India used to be good but not any more. Except the few southern rags.
LOL.
@Banana Republic
Read this quickly, as I will delete it in two hours' time.
It is difficult to react to that other than with a bitter laugh.
The Statesman was sold by the syndicate that owned and ran it to Palkhiwala's nephew, Cushrow Irani, author of "Bengal: The Communist Challenge", that contained a poem with the unforgettable lines, "Who will halt the clattering train". Cushrow won an international reputation for his defence of democracy; within The Statesman, he destroyed whatever journalism there was, and there was a lot. The paper exists like a pale, post-chemotherapy shadow of its former self.
No point in discussing at length the remaining Calcutta papers. We had the Amrita Bazar Patrika, printed in English, sarcastically claimed by the brown sahib as the best vade mecum to learning Bengali that existed; the Jugantar, that disappeared without trace; the Ananda Bajar Patrika, that earned the revenues to support the family's attempts to raise their profile through first, the Hindustan Standard, then The Telegraph, where a well-known Indian journalist frolicked with his helpless female internes, until everything-Da Rudrangshu ran it for a few days until called to higher office to snivel when the autocrats wanted Sabyasachi Das hounded out.

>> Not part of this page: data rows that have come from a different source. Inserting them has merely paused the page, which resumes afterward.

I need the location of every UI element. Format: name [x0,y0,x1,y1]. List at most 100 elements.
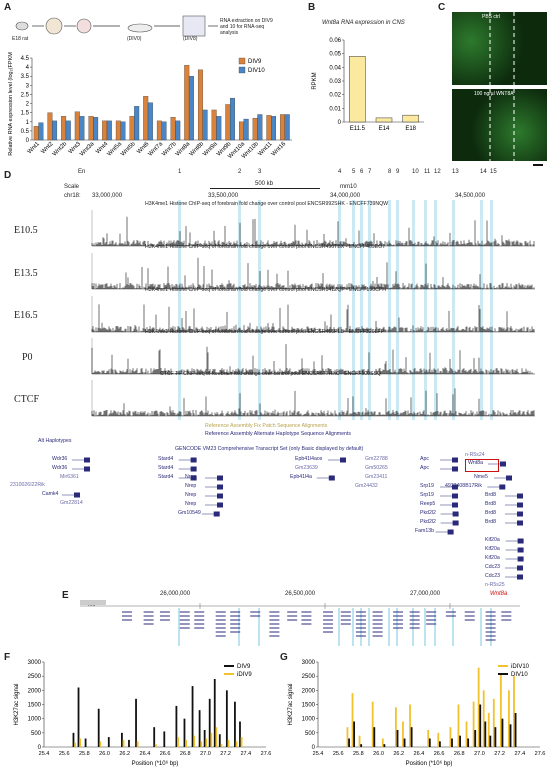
gene-exon [517,520,523,526]
gene-label-fam13b: Fam13b [415,528,435,534]
plate-icon [182,15,206,37]
gene-exon [517,547,524,553]
signal-bar-div10 [360,744,363,747]
gene-label-nrep: Nrep [185,492,197,498]
track-stage-e165: E16.5 [14,310,38,321]
coord-2: 34,000,000 [330,193,361,199]
gene-exon [500,461,506,467]
signal-bar-div10 [484,721,487,747]
x-tick-label: Wnt16 [271,141,288,158]
y-tick-label: 2000 [302,688,316,694]
y-tick-label: 0 [338,120,342,126]
signal-bar-idiv9 [99,741,102,747]
signal-track-4 [91,388,535,416]
y-tick-label: 1000 [302,717,316,723]
workflow-label-div0: (DIV0) [127,36,142,42]
y-tick-label: 3000 [28,660,42,666]
x-tick-label: 25.6 [59,751,70,757]
bar-div10-wnt8a [188,76,194,141]
wnt8a-label: 100 ng/µl WNT8A [474,91,514,97]
x-tick-label: 26.4 [140,751,151,757]
x-tick-label: 26.4 [414,751,425,757]
gene-label-cdc23: Cdc23 [485,573,500,579]
y-tick-label: 3000 [302,660,316,666]
y-tick-label: 500 [31,731,42,737]
workflow-svg [15,15,218,37]
x-tick-label: 27.2 [494,751,505,757]
gene-exon [452,520,459,526]
bar-div9-wnt8b [197,69,203,141]
x-tick-label: Wnt5b [120,141,137,158]
y-tick-label: 0.02 [329,93,341,99]
peak-number: 11 [424,169,431,175]
signal-bar-idiv9 [240,737,243,747]
signal-bar-div9 [203,730,206,747]
e-highlight [480,608,482,646]
gene-label-mir6361: Mir6361 [60,474,79,480]
x-tick-label: E18 [405,126,416,132]
gene-label-gm23639: Gm23639 [295,465,318,471]
e-highlight [368,608,370,646]
bar-e11.5 [349,56,366,123]
signal-bar-idiv10 [402,721,404,747]
x-tick-label: 26.2 [393,751,404,757]
gene-label-epb41l4a: Epb41l4a [290,474,312,480]
gene-exon [452,457,458,463]
signal-bar-div10 [373,727,376,747]
y-tick-label: 2 [26,102,30,108]
microscopy-image-wnt8a: 100 ng/µl WNT8A [452,89,547,161]
y-tick-label: 0 [38,745,42,751]
legend-swatch-div10 [238,66,246,74]
x-tick-label: E11.5 [350,126,366,132]
gene-exon [74,492,80,498]
bar-div10-wnt5a [120,121,126,141]
signal-bar-div9 [234,701,236,747]
bar-div10-wnt7b [175,120,181,141]
signal-bar-div9 [218,734,221,747]
gene-label-gm10549: Gm10549 [178,510,201,516]
signal-bar-div10 [514,713,517,747]
signal-track-2 [91,304,535,332]
bar-div10-wnt2b [65,120,71,141]
bar-div9-wnt3a [88,116,94,141]
signal-bar-div9 [183,718,186,747]
enhancer-highlight [452,200,455,420]
e-rn6-box [80,600,106,605]
gene-exon [517,556,524,562]
gene-label-brd8: Brd8 [485,510,496,516]
peak-number: 9 [396,169,400,175]
signal-bar-div10 [451,738,453,747]
signal-bar-idiv10 [358,735,361,747]
track-title-ctcf: CTCF TF ChIP-seq of forebrain fold chang… [160,371,382,377]
bar-div9-wnt10b [252,117,258,141]
tube-icon [76,18,92,34]
gene-exon [213,511,220,517]
gene-label-gm24432: Gm24432 [355,483,378,489]
genome-browser-tracks [91,200,535,420]
coord-3: 34,500,000 [455,193,486,199]
bar-div9-wnt16 [280,114,286,141]
bar-div9-wnt2 [47,112,53,141]
peak-number: 4 [338,169,342,175]
gene-label-stard4: Stard4 [158,474,174,480]
peak-number: 12 [434,169,441,175]
signal-bar-div10 [353,721,356,747]
e-highlight [424,608,426,646]
h3k27ac-div10-chart: 0 500 1000 1500 2000 2500 3000 25.4 25.6 25.8 26.0… [288,660,545,767]
signal-bar-div9 [213,679,216,747]
bar-div9-wnt3 [74,111,80,141]
signal-bar-idiv9 [227,739,230,747]
x-tick-label: E14 [379,126,390,132]
gene-label-brd8: Brd8 [485,501,496,507]
gene-label-nrep: Nrep [185,501,197,507]
y-axis-label: Relative RNA expression level (log₂(FPKM… [8,52,14,156]
gene-label-stard4: Stard4 [158,456,174,462]
y-axis-label: H3K27ac signal [288,683,294,725]
peak-number: 14 [480,169,487,175]
signal-bar-idiv9 [220,744,223,747]
signal-bar-div10 [410,727,413,747]
x-tick-label: 25.4 [313,751,324,757]
bar-div9-wnt5a [115,120,121,141]
enhancer-highlight [368,200,371,420]
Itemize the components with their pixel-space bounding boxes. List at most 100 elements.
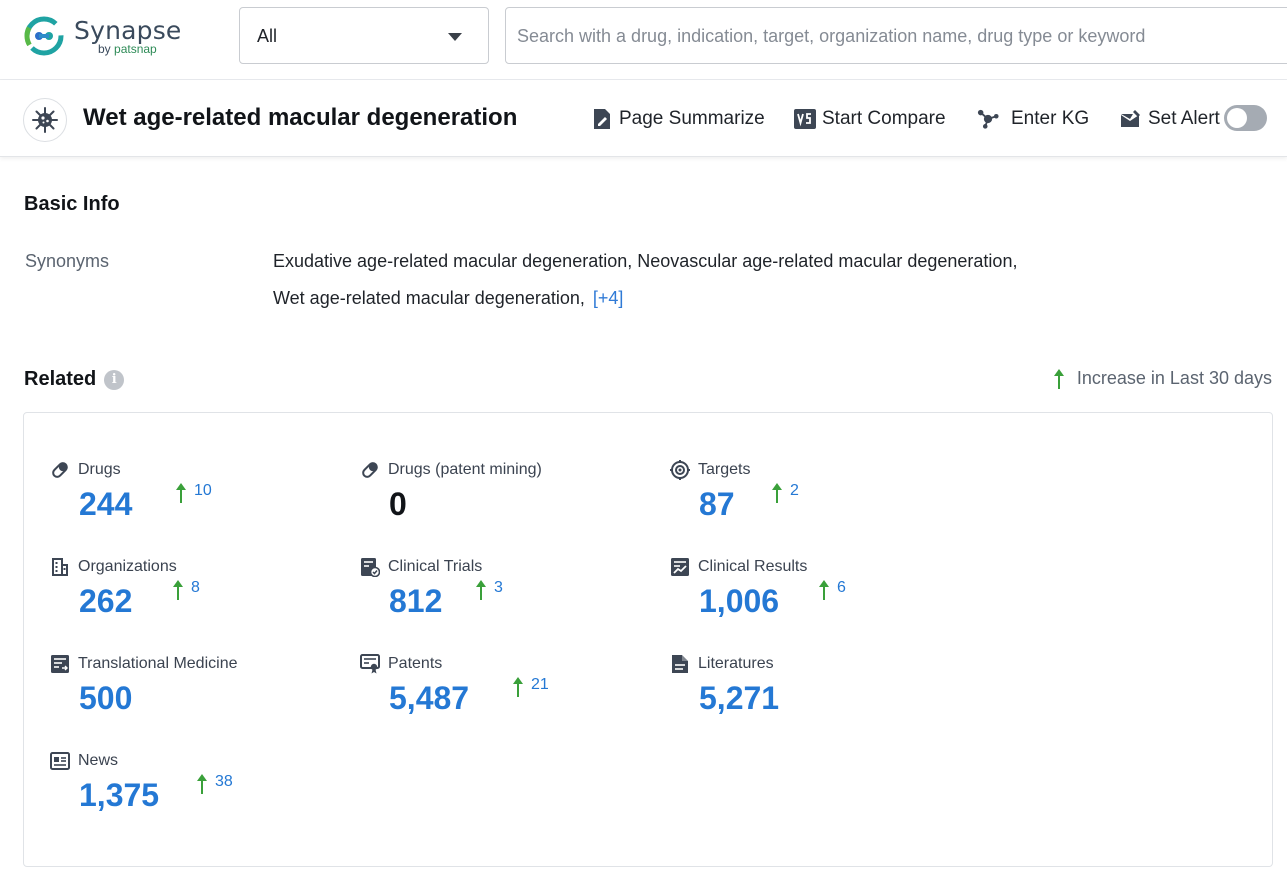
file-icon bbox=[670, 654, 690, 674]
stat-translational-label: Translational Medicine bbox=[78, 655, 238, 672]
logo-by: by bbox=[98, 42, 111, 56]
start-compare-button[interactable]: Start Compare bbox=[794, 106, 946, 132]
stat-clinical-trials-value[interactable]: 812 bbox=[389, 583, 443, 619]
stat-drugs[interactable]: Drugs 244 10 bbox=[50, 460, 340, 540]
stat-drugs-patent-value: 0 bbox=[389, 486, 407, 522]
arrow-up-icon bbox=[475, 580, 487, 600]
stat-organizations[interactable]: Organizations 262 8 bbox=[50, 557, 340, 637]
synonyms-label: Synonyms bbox=[25, 251, 110, 271]
basic-info-title: Basic Info bbox=[24, 193, 120, 215]
alert-toggle[interactable] bbox=[1224, 105, 1267, 131]
stat-news-label: News bbox=[78, 752, 119, 769]
arrow-up-icon bbox=[512, 677, 524, 697]
stat-clinical-results-increase[interactable]: 6 bbox=[818, 578, 846, 600]
pill-icon bbox=[50, 460, 70, 480]
entity-title-bar: Wet age-related macular degeneration Pag… bbox=[0, 80, 1287, 157]
stat-patents-header: Patents bbox=[360, 654, 442, 674]
caret-down-icon bbox=[448, 33, 462, 41]
stat-drugs-patent-label: Drugs (patent mining) bbox=[388, 461, 542, 478]
stat-targets-increase[interactable]: 2 bbox=[771, 481, 799, 503]
stat-news-header: News bbox=[50, 751, 118, 771]
pill-icon bbox=[360, 460, 380, 480]
arrow-up-icon bbox=[771, 483, 783, 503]
stat-drugs-increase[interactable]: 10 bbox=[175, 481, 212, 503]
stat-organizations-value[interactable]: 262 bbox=[79, 583, 133, 619]
stat-targets-header: Targets bbox=[670, 460, 750, 480]
set-alert-button[interactable]: Set Alert bbox=[1120, 106, 1220, 132]
stat-clinical-results[interactable]: Clinical Results 1,006 6 bbox=[670, 557, 960, 637]
stat-news-increase[interactable]: 38 bbox=[196, 772, 233, 794]
synapse-logo[interactable]: Synapse by patsnap bbox=[22, 14, 192, 60]
stat-literatures-label: Literatures bbox=[698, 655, 774, 672]
stat-patents-label: Patents bbox=[388, 655, 443, 672]
enter-kg-button[interactable]: Enter KG bbox=[977, 106, 1089, 132]
search-input[interactable] bbox=[517, 22, 1277, 50]
arrow-up-icon bbox=[818, 580, 830, 600]
start-compare-label: Start Compare bbox=[822, 108, 946, 129]
virus-icon bbox=[23, 98, 67, 142]
stat-clinical-results-header: Clinical Results bbox=[670, 557, 807, 577]
increase-legend: Increase in Last 30 days bbox=[1053, 368, 1272, 389]
stat-clinical-results-increase-value: 6 bbox=[837, 579, 846, 596]
synonyms-more-link[interactable]: [+4] bbox=[592, 288, 624, 308]
stat-news[interactable]: News 1,375 38 bbox=[50, 751, 340, 831]
stat-patents-increase-value: 21 bbox=[531, 676, 549, 693]
stat-drugs-header: Drugs bbox=[50, 460, 121, 480]
stat-clinical-trials-increase[interactable]: 3 bbox=[475, 578, 503, 600]
newspaper-icon bbox=[50, 751, 70, 771]
alert-icon bbox=[1120, 108, 1142, 130]
stat-clinical-results-value[interactable]: 1,006 bbox=[699, 583, 780, 619]
stat-organizations-increase-value: 8 bbox=[191, 579, 200, 596]
stat-clinical-results-label: Clinical Results bbox=[698, 558, 808, 575]
logo-company: patsnap bbox=[114, 42, 157, 56]
set-alert-label: Set Alert bbox=[1148, 108, 1220, 129]
stat-patents-value[interactable]: 5,487 bbox=[389, 680, 470, 716]
stat-drugs-label: Drugs bbox=[78, 461, 121, 478]
knowledge-graph-icon bbox=[977, 108, 999, 130]
stat-patents[interactable]: Patents 5,487 21 bbox=[360, 654, 650, 734]
arrow-up-icon bbox=[175, 483, 187, 503]
stat-translational-header: Translational Medicine bbox=[50, 654, 237, 674]
related-title: Related i bbox=[24, 368, 125, 391]
info-icon[interactable]: i bbox=[104, 369, 125, 390]
stat-translational-value[interactable]: 500 bbox=[79, 680, 133, 716]
stat-drugs-value[interactable]: 244 bbox=[79, 486, 133, 522]
top-bar: Synapse by patsnap All bbox=[0, 0, 1287, 80]
page-summarize-label: Page Summarize bbox=[619, 108, 765, 129]
stat-drugs-patent-mining[interactable]: Drugs (patent mining) 0 bbox=[360, 460, 650, 540]
page-summarize-button[interactable]: Page Summarize bbox=[591, 106, 765, 132]
stat-patents-increase[interactable]: 21 bbox=[512, 675, 549, 697]
stat-translational-medicine[interactable]: Translational Medicine 500 bbox=[50, 654, 340, 734]
search-scope-value: All bbox=[257, 26, 278, 46]
stat-drugs-patent-header: Drugs (patent mining) bbox=[360, 460, 542, 480]
synapse-logo-icon bbox=[24, 16, 64, 56]
stat-news-value[interactable]: 1,375 bbox=[79, 777, 160, 813]
stat-literatures-value[interactable]: 5,271 bbox=[699, 680, 780, 716]
stat-clinical-trials[interactable]: Clinical Trials 812 3 bbox=[360, 557, 650, 637]
stat-organizations-label: Organizations bbox=[78, 558, 177, 575]
related-title-text: Related bbox=[24, 368, 97, 390]
stat-clinical-trials-increase-value: 3 bbox=[494, 579, 503, 596]
search-box[interactable] bbox=[505, 7, 1287, 64]
stat-targets-label: Targets bbox=[698, 461, 751, 478]
summarize-icon bbox=[591, 108, 613, 130]
target-icon bbox=[670, 460, 690, 480]
search-scope-select[interactable]: All bbox=[239, 7, 489, 64]
document-list-icon bbox=[50, 654, 70, 674]
page-title: Wet age-related macular degeneration bbox=[83, 104, 518, 131]
stat-literatures[interactable]: Literatures 5,271 bbox=[670, 654, 960, 734]
clipboard-icon bbox=[360, 557, 380, 577]
synonyms-line-2-text: Wet age-related macular degeneration, bbox=[273, 288, 585, 308]
alert-toggle-knob bbox=[1227, 108, 1247, 128]
stat-targets-value[interactable]: 87 bbox=[699, 486, 735, 522]
related-stats-card: Drugs 244 10 Drugs (patent mining) 0 Tar… bbox=[23, 412, 1273, 867]
compare-icon bbox=[794, 108, 816, 130]
stat-organizations-increase[interactable]: 8 bbox=[172, 578, 200, 600]
stat-news-increase-value: 38 bbox=[215, 773, 233, 790]
arrow-up-icon bbox=[1053, 368, 1065, 389]
stat-clinical-trials-header: Clinical Trials bbox=[360, 557, 482, 577]
stat-targets[interactable]: Targets 87 2 bbox=[670, 460, 960, 540]
logo-name: Synapse bbox=[74, 16, 182, 45]
certificate-icon bbox=[360, 654, 380, 674]
logo-subtitle: by patsnap bbox=[98, 42, 157, 56]
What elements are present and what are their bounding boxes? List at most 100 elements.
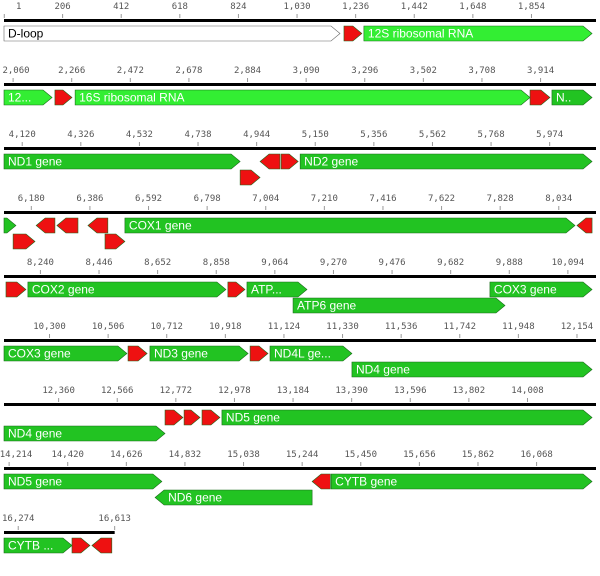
tick-label: 5,150 bbox=[302, 130, 329, 140]
sequence-bar bbox=[4, 531, 115, 534]
feature bbox=[201, 409, 221, 426]
tick-label: 6,386 bbox=[76, 194, 103, 204]
feature bbox=[249, 345, 269, 362]
tick-label: 16,274 bbox=[2, 514, 35, 524]
feature-arrow bbox=[311, 473, 331, 490]
feature-label: ND2 gene bbox=[304, 155, 358, 169]
feature-label: N.. bbox=[556, 91, 571, 105]
tick-label: 206 bbox=[54, 2, 70, 12]
feature: ND2 gene bbox=[299, 153, 593, 170]
feature-label: ND4 gene bbox=[8, 427, 62, 441]
feature: CYTB gene bbox=[330, 473, 593, 490]
tick-label: 12,360 bbox=[42, 386, 75, 396]
feature-arrow bbox=[343, 25, 363, 42]
feature: ND1 gene bbox=[3, 153, 241, 170]
feature-arrow bbox=[239, 169, 261, 186]
feature: ND4 gene bbox=[351, 361, 593, 378]
sequence-bar bbox=[4, 19, 596, 22]
feature-label: ND3 gene bbox=[154, 347, 208, 361]
feature bbox=[164, 409, 184, 426]
tick-label: 4,326 bbox=[67, 130, 94, 140]
feature-arrow bbox=[3, 25, 341, 42]
feature-arrow bbox=[149, 345, 249, 362]
tick-label: 4,120 bbox=[9, 130, 36, 140]
tick-label: 15,244 bbox=[286, 450, 319, 460]
tick-label: 9,888 bbox=[496, 258, 523, 268]
feature-arrow bbox=[3, 473, 163, 490]
feature: D-loop bbox=[3, 25, 341, 42]
feature-arrow bbox=[71, 537, 91, 554]
feature-label: ND4L ge... bbox=[274, 347, 331, 361]
tick-label: 5,562 bbox=[419, 130, 446, 140]
feature-arrow bbox=[259, 153, 281, 170]
tick-label: 1,030 bbox=[283, 2, 310, 12]
tick-label: 3,914 bbox=[527, 66, 554, 76]
feature-arrow bbox=[576, 217, 593, 234]
feature bbox=[71, 537, 91, 554]
tick-label: 11,330 bbox=[326, 322, 359, 332]
feature-arrow bbox=[91, 537, 113, 554]
tick-label: 13,184 bbox=[277, 386, 310, 396]
tick-label: 13,596 bbox=[394, 386, 427, 396]
feature: 16S ribosomal RNA bbox=[74, 89, 531, 106]
tick-label: 8,034 bbox=[545, 194, 572, 204]
tick-label: 11,948 bbox=[502, 322, 535, 332]
tick-label: 8,240 bbox=[27, 258, 54, 268]
feature-arrow bbox=[3, 425, 166, 442]
feature bbox=[576, 217, 593, 234]
feature-arrow bbox=[529, 89, 551, 106]
feature bbox=[183, 409, 201, 426]
tick-label: 6,180 bbox=[18, 194, 45, 204]
feature-arrow bbox=[5, 281, 27, 298]
feature bbox=[227, 281, 246, 298]
feature-arrow bbox=[299, 153, 593, 170]
feature-arrow bbox=[3, 537, 73, 554]
feature-arrow bbox=[246, 281, 308, 298]
feature-arrow bbox=[363, 25, 593, 42]
feature bbox=[5, 281, 27, 298]
feature-label: ND5 gene bbox=[8, 475, 62, 489]
tick-label: 10,918 bbox=[209, 322, 242, 332]
tick-label: 7,416 bbox=[369, 194, 396, 204]
tick-label: 1,442 bbox=[401, 2, 428, 12]
feature-arrow bbox=[124, 217, 576, 234]
feature-arrow bbox=[27, 281, 227, 298]
tick-label: 15,862 bbox=[462, 450, 495, 460]
tick-label: 12,566 bbox=[101, 386, 134, 396]
tick-label: 3,090 bbox=[293, 66, 320, 76]
tick-label: 8,858 bbox=[203, 258, 230, 268]
tick-label: 7,004 bbox=[252, 194, 279, 204]
feature bbox=[91, 537, 113, 554]
feature-label: ATP6 gene bbox=[297, 299, 356, 313]
feature-arrow bbox=[330, 473, 593, 490]
sequence-bar bbox=[4, 275, 596, 278]
tick-label: 13,390 bbox=[335, 386, 368, 396]
feature-arrow bbox=[3, 217, 17, 234]
feature-arrow bbox=[104, 233, 126, 250]
tick-label: 6,798 bbox=[194, 194, 221, 204]
feature: ND4 gene bbox=[3, 425, 166, 442]
tick-label: 13,802 bbox=[453, 386, 486, 396]
feature bbox=[529, 89, 551, 106]
feature bbox=[3, 217, 17, 234]
sequence-bar bbox=[4, 147, 596, 150]
tick-label: 6,592 bbox=[135, 194, 162, 204]
tick-label: 5,768 bbox=[478, 130, 505, 140]
tick-label: 14,214 bbox=[0, 450, 32, 460]
feature: ATP6 gene bbox=[292, 297, 506, 314]
feature bbox=[343, 25, 363, 42]
tick-label: 11,536 bbox=[385, 322, 418, 332]
feature bbox=[239, 169, 261, 186]
feature-arrow bbox=[249, 345, 269, 362]
feature: ND5 gene bbox=[3, 473, 163, 490]
tick-label: 824 bbox=[230, 2, 246, 12]
feature-arrow bbox=[87, 217, 109, 234]
feature-arrow bbox=[280, 153, 299, 170]
feature-arrow bbox=[551, 89, 593, 106]
tick-label: 3,708 bbox=[468, 66, 495, 76]
feature-arrow bbox=[3, 345, 128, 362]
tick-label: 7,210 bbox=[311, 194, 338, 204]
feature: 12... bbox=[3, 89, 53, 106]
feature bbox=[104, 233, 126, 250]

In Delhi, K. K. Birla, one of G. D.'s sons, ran the Hindustan Times. It remains independent run by a lady of his family, but is watery and vacillating due to the bullying of the government.
The Times of India was an institution to rival, even exceed The Statesman, but the present generation of owners are pimps who will do anything to retain their Sodomic life-style.
There are two others, The Pioneer of Lucknow, owned by the Thapars, and yielded, shall we say, to the Trotskyite campaign manager of Shashi Tharoor at their college elections who saw the true light and became a BJP pillar and the familiar of Advani, before shifting to The Pioneer, where Lalit Thapar saw that God had anointed an Editor through the hands of Lal Krishna, and surrendered the paper to Master Mitra. After acquiring the paper, his ethnicity re-asserted itself, he saw yet another true light and joined the Trinamool Congress. He, Swapan DasGupta and Paranjoy Guha Thakurta were the same batch (ISC 71) and were known to the awed population as 5-6-7, from the points that each got in his ISC; Chandan got his DPhil for a good thesis on the Indian Independence Movement, Swapan is an increasingly hag-ridden mouthpiece for the BJP, and Paranjoy was edged out of the EPW for daring to write against Adani, and now wages guerrilla war against a bemused Adani.
There is an astonishingly good paper printed from Chandigarh, that is not easy to get. I used to read it more than fifteen years ago, and do not know its present condition.